How I Made This: Addie Best on Her Folksy Designs And Vandercook Press

Since graduating from college last spring, she has taken her whimsical printmaking full-time.

Printmaker Addie Best at her 1946 Vandercook press
As told to Caleb Jagoda
Photographed by Tara Rice
From our December 2022 issue

A few years ago, while I was studying printmaking at Rhode Island School of Design, I fell in love with Vandercook printing presses. They’re these big, old-fashioned presses that stamp designs onto paper using rollers that are operated by hand. I first used one my freshman year, and I finally bought my own last spring, which I now use to make the majority of my prints at my barn studio, in Brooks. It’s a little smaller than the press I learned on, but it’s perfect for my work, and although it was made in 1946, it runs like a dream. I make my prints by carving into linoleum with a small gouge to create a linocut relief print, which then gets inked and printed onto paper with the Vandercook. I ink the rollers on the Vandercook, clip my paper in, and roll it across the linocut to make my paper prints.

Printmaker Addie Best

I make paper prints of folklore figures, tchotchkes, animals, and weird, cute designs. The idea and feeling of home is a really big inspiration for me and something I try to convey through my work — I like designs that make people feel happy and cozy, like they’re sitting with a cat in their lap. I’m inspired by the folk art of early New England or everything in the genre of slightly off-kilter illustrations. What I’m really known for are block-printed, hand-pressed linen patches that people use for their own sewing projects and decorations. I print my designs of acorns, toads, and vegetables on scraps of fabric I get from businesses like Fiddlehead Artisan Supply, in Belfast. I love when people use my patches on clothing or quilts. It’s magical to see my work being incorporated into other people’s projects.
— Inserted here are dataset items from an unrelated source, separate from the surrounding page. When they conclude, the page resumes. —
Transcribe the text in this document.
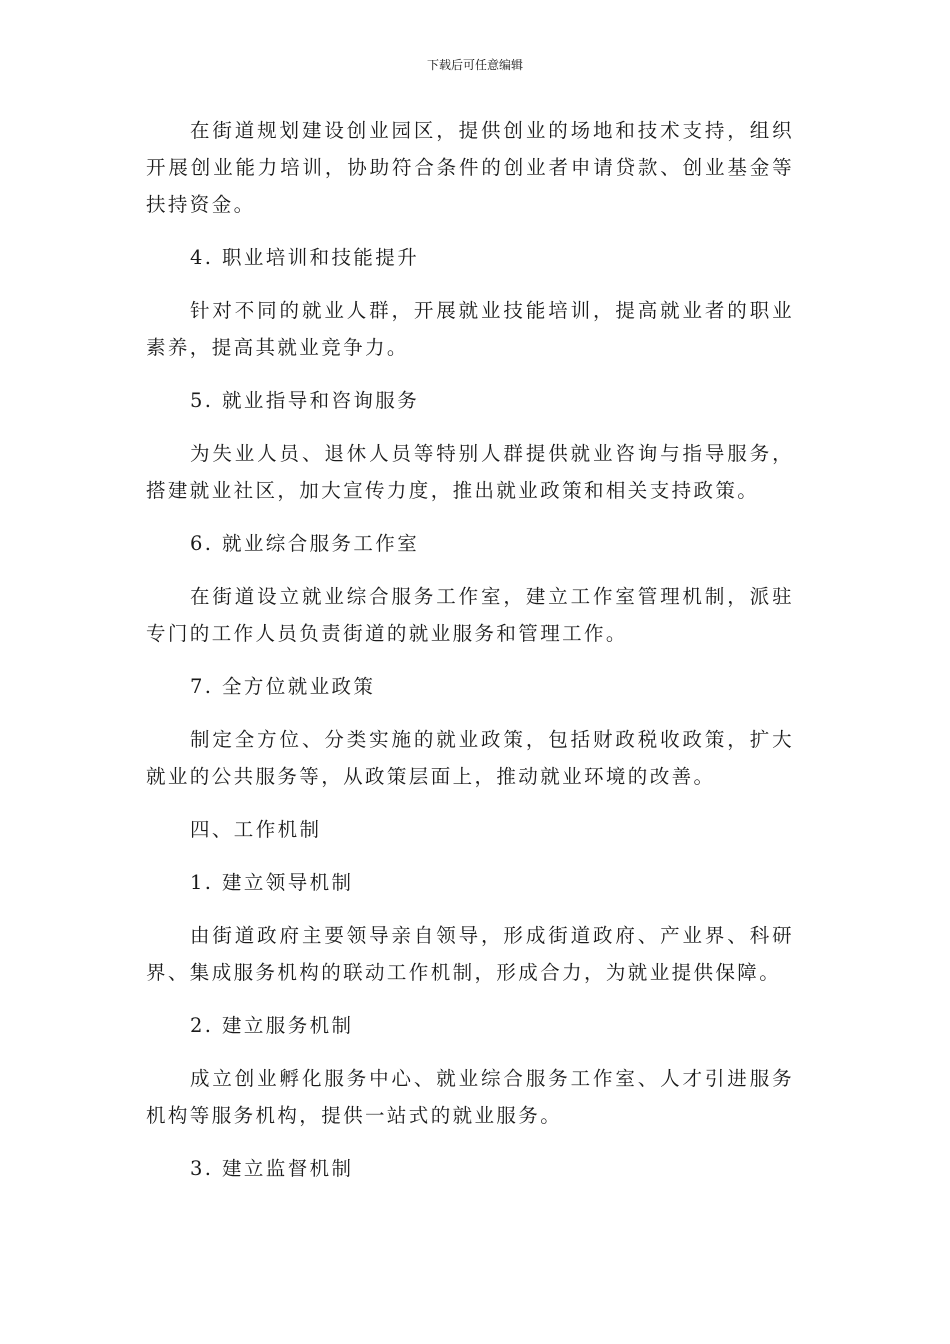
下载后可任意编辑

在街道规划建设创业园区，提供创业的场地和技术支持，组织开展创业能力培训，协助符合条件的创业者申请贷款、创业基金等扶持资金。

4. 职业培训和技能提升

针对不同的就业人群，开展就业技能培训，提高就业者的职业素养，提高其就业竞争力。

5. 就业指导和咨询服务

为失业人员、退休人员等特别人群提供就业咨询与指导服务，搭建就业社区，加大宣传力度，推出就业政策和相关支持政策。

6. 就业综合服务工作室

在街道设立就业综合服务工作室，建立工作室管理机制，派驻专门的工作人员负责街道的就业服务和管理工作。

7. 全方位就业政策

制定全方位、分类实施的就业政策，包括财政税收政策，扩大就业的公共服务等，从政策层面上，推动就业环境的改善。

四、工作机制

1. 建立领导机制

由街道政府主要领导亲自领导，形成街道政府、产业界、科研界、集成服务机构的联动工作机制，形成合力，为就业提供保障。

2. 建立服务机制

成立创业孵化服务中心、就业综合服务工作室、人才引进服务机构等服务机构，提供一站式的就业服务。

3. 建立监督机制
Addie Best pulling a print off of her Vandercook press
Addie Best’s Vandercook press sometimes cameos on her TikTok, where upwards of 23,000 followers appreciate her print reveals, daily outfit updates, and fine musical taste.

People seem to love my yearly calendars, which I print on both tea towels and paper. I sketch and carve all the symbols backwards onto the block, because they’re mirrored during the printing process, and decorate them with designs that I’ve made throughout the year. This year, the design includes pictures of geese, unicorns, and Harpies from Greek mythology, printed in a rust-orange hue. People have told me that their grandparents had similar calendar tea towels. It means a lot to me when my calendars make people nostalgic. There’s something special about a craft that’s made so slowly and that you can reproduce infinitely. I love the idea of accessible art, and printmaking is that.

Addie Best prints new designs on paper and patches monthly and sells her collections online. Patches go for $7 each, and paper prints, including her 2023 calendar, start at $25.